McEnroe Opens to Mixed Reviews, Wins : Tennis: Three-set victory over Krickstein has plenty of histrionics but spotty play, too.
NEW YORK — Live from New York, it’s “The John McEnroe Show,” starring John McEnroe, produced and directed by John McEnroe, with special choreography by John McEnroe.
See John McEnroe lunge for a shot, fall on his chest and lie motionless like a human throw rug, then pop right up and offer a biting critique of his serve.
Hear John McEnroe as he berates a linesman: “Are we watching the same match? Are we on the same continent?”
Feel the fiery heat of competition that is John McEnroe as he receives a fine for unsportsmanlike conduct when he angrily clobbers a ball after what he considers a bad call.
“Are we doing a Saturday night skit here?” McEnroe asks.
Well, no, just your routine Wednesday night of tennis in the Nabisco Masters at Madison Square Garden, where McEnroe dropped the first set and then spent the rest of the match polishing up his act.
Actually, McEnroe’s 5-7, 6-3, 6-2 victory over Aaron Krickstein earned some mixed reviews. McEnroe served 10 aces, but he also double faulted eight times. McEnroe, who lost his first service game with back-to-back double faults but closed out the match with an ace, acknowledged something of an up-and-down performance.

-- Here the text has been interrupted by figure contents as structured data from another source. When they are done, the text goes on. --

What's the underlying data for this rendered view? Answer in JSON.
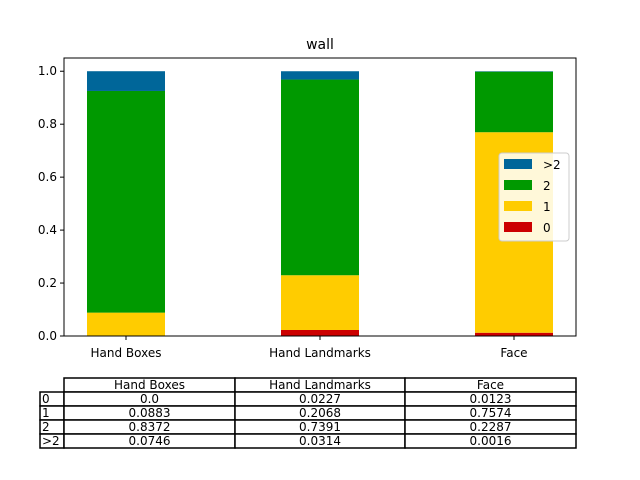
{
  "chart_data": {
    "type": "bar",
    "stacked": true,
    "title": "wall",
    "xlabel": "",
    "ylabel": "",
    "categories": [
      "Hand Boxes",
      "Hand Landmarks",
      "Face"
    ],
    "ylim": [
      0,
      1.05
    ],
    "yticks": [
      "0.0",
      "0.2",
      "0.4",
      "0.6",
      "0.8",
      "1.0"
    ],
    "grid": false,
    "legend_position": "right",
    "series": [
      {
        "name": "0",
        "color": "#cc0000",
        "values": [
          0.0,
          0.0227,
          0.0123
        ]
      },
      {
        "name": "1",
        "color": "#ffcc00",
        "values": [
          0.0883,
          0.2068,
          0.7574
        ]
      },
      {
        "name": "2",
        "color": "#009900",
        "values": [
          0.8372,
          0.7391,
          0.2287
        ]
      },
      {
        "name": ">2",
        "color": "#006699",
        "values": [
          0.0746,
          0.0314,
          0.0016
        ]
      }
    ],
    "table": {
      "col_labels": [
        "Hand Boxes",
        "Hand Landmarks",
        "Face"
      ],
      "row_labels": [
        "0",
        "1",
        "2",
        ">2"
      ],
      "cells": [
        [
          "0.0",
          "0.0227",
          "0.0123"
        ],
        [
          "0.0883",
          "0.2068",
          "0.7574"
        ],
        [
          "0.8372",
          "0.7391",
          "0.2287"
        ],
        [
          "0.0746",
          "0.0314",
          "0.0016"
        ]
      ]
    }
  }
}
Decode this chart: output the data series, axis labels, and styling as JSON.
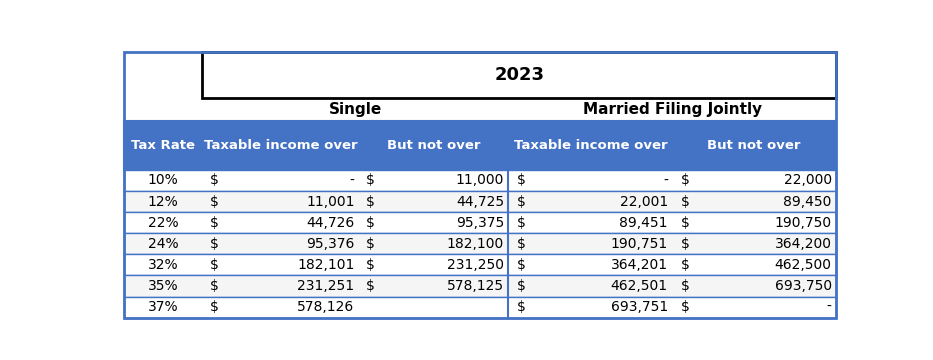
{
  "year": "2023",
  "single_label": "Single",
  "married_label": "Married Filing Jointly",
  "header_cols": [
    "Tax Rate",
    "Taxable income over",
    "But not over",
    "Taxable income over",
    "But not over"
  ],
  "header_bg": "#4472C4",
  "header_fg": "#FFFFFF",
  "border_color": "#4472C4",
  "rows": [
    [
      "10%",
      "$",
      "-",
      "$",
      "11,000",
      "$",
      "-",
      "$",
      "22,000"
    ],
    [
      "12%",
      "$",
      "11,001",
      "$",
      "44,725",
      "$",
      "22,001",
      "$",
      "89,450"
    ],
    [
      "22%",
      "$",
      "44,726",
      "$",
      "95,375",
      "$",
      "89,451",
      "$",
      "190,750"
    ],
    [
      "24%",
      "$",
      "95,376",
      "$",
      "182,100",
      "$",
      "190,751",
      "$",
      "364,200"
    ],
    [
      "32%",
      "$",
      "182,101",
      "$",
      "231,250",
      "$",
      "364,201",
      "$",
      "462,500"
    ],
    [
      "35%",
      "$",
      "231,251",
      "$",
      "578,125",
      "$",
      "462,501",
      "$",
      "693,750"
    ],
    [
      "37%",
      "$",
      "578,126",
      "",
      "",
      "$",
      "693,751",
      "$",
      "-"
    ]
  ],
  "figsize": [
    9.33,
    3.6
  ],
  "dpi": 100
}
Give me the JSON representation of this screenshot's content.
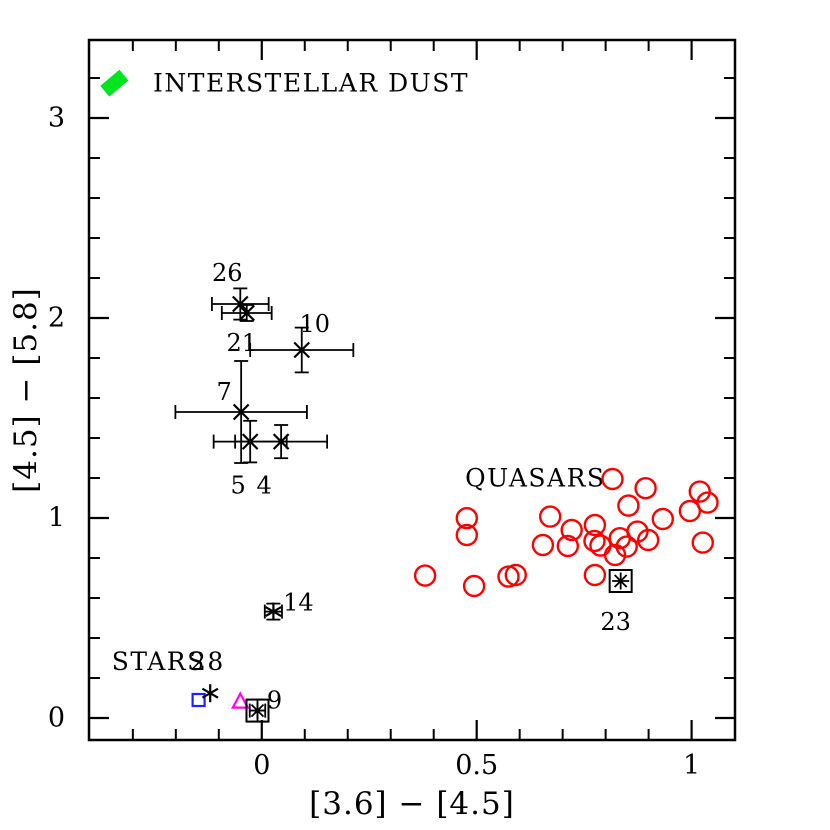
{
  "chart_data": {
    "type": "scatter",
    "title": "",
    "xlabel": "[3.6]  −  [4.5]",
    "ylabel": "[4.5]  −  [5.8]",
    "xlim": [
      -0.402,
      1.101
    ],
    "ylim": [
      -0.11,
      3.39
    ],
    "grid": false,
    "legend_position": "none",
    "x_major_ticks": [
      0,
      0.5,
      1
    ],
    "x_tick_labels": [
      "0",
      "0.5",
      "1"
    ],
    "x_minor_step": 0.1,
    "y_major_ticks": [
      0,
      1,
      2,
      3
    ],
    "y_tick_labels": [
      "0",
      "1",
      "2",
      "3"
    ],
    "y_minor_step": 0.2,
    "colors": {
      "quasars": "#ff0000",
      "stars": "#2020ff",
      "dust": "#00e51e",
      "triangle": "#ff00ff",
      "sources": "#000000"
    },
    "annotations": [
      {
        "name": "interstellar-dust-label",
        "text": "INTERSTELLAR DUST",
        "x": -0.253,
        "y": 3.175,
        "color": "#000000"
      },
      {
        "name": "quasars-label",
        "text": "QUASARS",
        "x": 0.473,
        "y": 1.2,
        "color": "#ff0000"
      },
      {
        "name": "stars-label",
        "text": "STARS",
        "x": -0.349,
        "y": 0.282,
        "color": "#2020ff"
      },
      {
        "name": "star-28-number",
        "text": "28",
        "x": -0.167,
        "y": 0.282,
        "color": "#000000"
      }
    ],
    "series": [
      {
        "name": "interstellar-dust",
        "marker": "filled-diamond",
        "color": "#00e51e",
        "points": [
          {
            "x": -0.343,
            "y": 3.174
          }
        ]
      },
      {
        "name": "quasars",
        "marker": "open-circle",
        "color": "#ff0000",
        "points": [
          {
            "x": 0.816,
            "y": 1.195
          },
          {
            "x": 0.893,
            "y": 1.149
          },
          {
            "x": 1.019,
            "y": 1.132
          },
          {
            "x": 1.037,
            "y": 1.077
          },
          {
            "x": 0.853,
            "y": 1.062
          },
          {
            "x": 0.996,
            "y": 1.035
          },
          {
            "x": 0.671,
            "y": 1.007
          },
          {
            "x": 0.477,
            "y": 0.999
          },
          {
            "x": 0.933,
            "y": 0.995
          },
          {
            "x": 0.775,
            "y": 0.965
          },
          {
            "x": 0.721,
            "y": 0.94
          },
          {
            "x": 0.874,
            "y": 0.932
          },
          {
            "x": 0.477,
            "y": 0.915
          },
          {
            "x": 0.899,
            "y": 0.89
          },
          {
            "x": 0.774,
            "y": 0.885
          },
          {
            "x": 1.026,
            "y": 0.877
          },
          {
            "x": 0.833,
            "y": 0.899
          },
          {
            "x": 0.849,
            "y": 0.857
          },
          {
            "x": 0.788,
            "y": 0.862
          },
          {
            "x": 0.654,
            "y": 0.865
          },
          {
            "x": 0.712,
            "y": 0.86
          },
          {
            "x": 0.822,
            "y": 0.815
          },
          {
            "x": 0.775,
            "y": 0.715
          },
          {
            "x": 0.38,
            "y": 0.712
          },
          {
            "x": 0.494,
            "y": 0.66
          },
          {
            "x": 0.574,
            "y": 0.707
          },
          {
            "x": 0.591,
            "y": 0.715
          }
        ]
      },
      {
        "name": "stars-square",
        "marker": "open-square",
        "color": "#2020ff",
        "points": [
          {
            "x": -0.147,
            "y": 0.09
          }
        ]
      },
      {
        "name": "triangle-source",
        "marker": "open-triangle",
        "color": "#ff00ff",
        "points": [
          {
            "x": -0.05,
            "y": 0.082
          }
        ]
      },
      {
        "name": "numbered-sources-cross",
        "marker": "cross",
        "color": "#000000",
        "points": [
          {
            "x": -0.05,
            "y": 2.07,
            "xerr": 0.066,
            "yerr": 0.078,
            "label": "26",
            "label_dx": -13,
            "label_dy": -31
          },
          {
            "x": -0.035,
            "y": 2.025,
            "xerr": 0.058,
            "yerr": 0.04,
            "label": "21",
            "label_dx": -5,
            "label_dy": 30
          },
          {
            "x": 0.093,
            "y": 1.84,
            "xerr": 0.12,
            "yerr": 0.112,
            "label": "10",
            "label_dx": 13,
            "label_dy": -26
          },
          {
            "x": -0.048,
            "y": 1.53,
            "xerr": 0.153,
            "yerr": 0.255,
            "label": "7",
            "label_dx": -17,
            "label_dy": -20
          },
          {
            "x": -0.027,
            "y": 1.382,
            "xerr": 0.085,
            "yerr": 0.104,
            "label": "5",
            "label_dx": -12,
            "label_dy": 44
          },
          {
            "x": 0.045,
            "y": 1.382,
            "xerr": 0.107,
            "yerr": 0.083,
            "label": "4",
            "label_dx": -17,
            "label_dy": 44
          }
        ]
      },
      {
        "name": "numbered-sources-asterisk",
        "marker": "asterisk",
        "color": "#000000",
        "points": [
          {
            "x": 0.027,
            "y": 0.532,
            "xerr": 0.02,
            "yerr": 0.04,
            "label": "14",
            "label_dx": 25,
            "label_dy": -9
          },
          {
            "x": -0.12,
            "y": 0.124,
            "xerr": 0,
            "yerr": 0,
            "label": "",
            "label_dx": 0,
            "label_dy": 0
          }
        ]
      },
      {
        "name": "numbered-sources-boxed",
        "marker": "boxed-asterisk",
        "color": "#000000",
        "points": [
          {
            "x": -0.01,
            "y": 0.037,
            "xerr": 0.018,
            "yerr": 0.055,
            "label": "9",
            "label_dx": 17,
            "label_dy": -10
          },
          {
            "x": 0.835,
            "y": 0.685,
            "xerr": 0,
            "yerr": 0,
            "label": "23",
            "label_dx": -5,
            "label_dy": 41
          }
        ]
      }
    ]
  }
}
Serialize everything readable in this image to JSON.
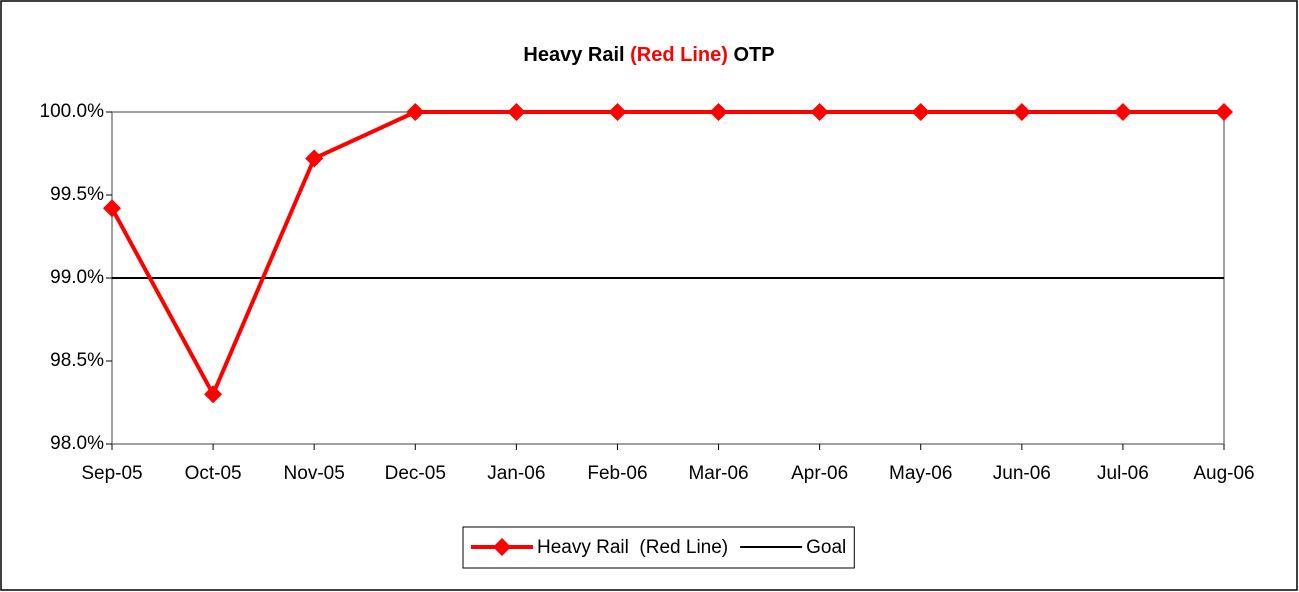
{
  "chart_data": {
    "type": "line",
    "title": [
      "Heavy Rail",
      "(Red Line)",
      "OTP"
    ],
    "title_colors": [
      "#000000",
      "#ff0000",
      "#000000"
    ],
    "categories": [
      "Sep-05",
      "Oct-05",
      "Nov-05",
      "Dec-05",
      "Jan-06",
      "Feb-06",
      "Mar-06",
      "Apr-06",
      "May-06",
      "Jun-06",
      "Jul-06",
      "Aug-06"
    ],
    "series": [
      {
        "name": "Heavy Rail  (Red Line)",
        "color": "#ff0000",
        "marker": "diamond",
        "values": [
          99.42,
          98.3,
          99.72,
          100,
          100,
          100,
          100,
          100,
          100,
          100,
          100,
          100
        ]
      },
      {
        "name": "Goal",
        "color": "#000000",
        "values": [
          99,
          99,
          99,
          99,
          99,
          99,
          99,
          99,
          99,
          99,
          99,
          99
        ]
      }
    ],
    "ylim": [
      98,
      100
    ],
    "yticks": [
      {
        "value": 98,
        "label": "98.0%"
      },
      {
        "value": 98.5,
        "label": "98.5%"
      },
      {
        "value": 99,
        "label": "99.0%"
      },
      {
        "value": 99.5,
        "label": "99.5%"
      },
      {
        "value": 100,
        "label": "100.0%"
      }
    ],
    "legend": "bottom"
  }
}
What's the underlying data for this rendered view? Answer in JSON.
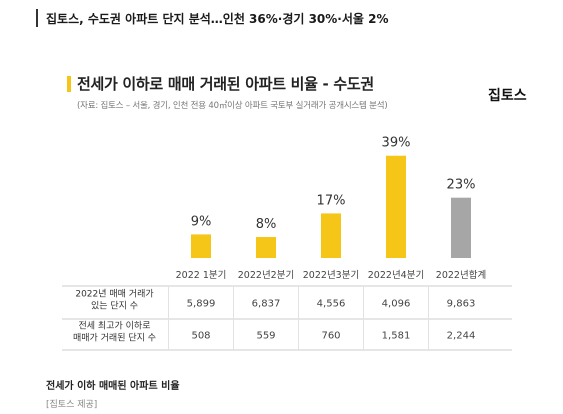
{
  "headline": "집토스, 수도권 아파트 단지 분석…인천 36%·경기 30%·서울 2%",
  "card": {
    "title": "전세가 이하로 매매 거래된 아파트 비율 - 수도권",
    "subtitle": "(자료: 집토스 – 서울, 경기, 인천 전용 40㎡이상 아파트 국토부 실거래가 공개시스템 분석)",
    "brand": "집토스"
  },
  "caption": "전세가 이하 매매된 아파트 비율",
  "credit": "[집토스 제공]",
  "colors": {
    "accent": "#F5C518",
    "total": "#A6A6A6",
    "grid": "#CCCCCC"
  },
  "chart_data": {
    "type": "bar",
    "categories": [
      "2022 1분기",
      "2022년2분기",
      "2022년3분기",
      "2022년4분기",
      "2022년합계"
    ],
    "values": [
      9,
      8,
      17,
      39,
      23
    ],
    "data_labels": [
      "9%",
      "8%",
      "17%",
      "39%",
      "23%"
    ],
    "ylim": [
      0,
      45
    ],
    "table": {
      "rows": [
        {
          "label": [
            "2022년 매매 거래가",
            "있는 단지 수"
          ],
          "values": [
            "5,899",
            "6,837",
            "4,556",
            "4,096",
            "9,863"
          ]
        },
        {
          "label": [
            "전세 최고가 이하로",
            "매매가 거래된 단지 수"
          ],
          "values": [
            "508",
            "559",
            "760",
            "1,581",
            "2,244"
          ]
        }
      ]
    }
  }
}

“I was in a little more danger than I wanted to be,” he said.
He found many disturbing elements during the match, beginning in the first set when he heard a telephone ring.
“Are we going to hear that ringing all night?” McEnroe said.
Trailing in the first set, McEnroe halted his service game, glanced at his father sitting in the stands and then addressed chair umpire Paolo Pereira.
“My dad is not my coach, so can I ask him what’s wrong with my serve?” McEnroe said as Pereira smiled.
In the second set, after trading insults with a couple of fans, McEnroe found a new target for his ire, the electronic machine that calls the service line.
“It’s never worked,” McEnroe muttered to himself. “I’m not paranoid, but that machine knows who I am.”
Krickstein knows McEnroe quite well, having now lost to him each of the five times they have played. McEnroe reeled off 11 consecutive points in the third set and jumped to a 5-1 lead, although Krickstein said he was not put off by the McEnroe show.
“The calls weren’t really that bad, and I think he exaggerates things quite a bit,” Krickstein said. “He maybe does it to stall a little and throw you off your timing and maybe he intimidates a little bit.”
The most intimidating shot in men’s tennis, Boris Becker’s serve, surely affected Andre Agassi, who once went scurrying behind a ballboy in mock terror of having to return Becker’s booming service.
Becker, who won his second round-robin match while Agassi lost his second, buffed the teen in pink tights with the painted fingernail, 6-1, 6-3, in 66 minutes.
Stefan Edberg defeated Brad Gilbert, 6-1, 6-3, in the last match Wednesday to join Becker in clinching a semifinal berth.
It was the first time Becker and Agassi had played each other since the Davis Cup semifinal between the United States and West Germany in Munich when Agassi lost to Becker after holding a two-set lead.
In this meeting, Becker had seven aces, four of them in succession in one game of the second set. Agassi took note. When someone accidently knocked down a row of curtains hung on pipes in the interview room, Agassi assessed the rubble.
“That was an aftershock of Boris’ first serve,” Agassi said.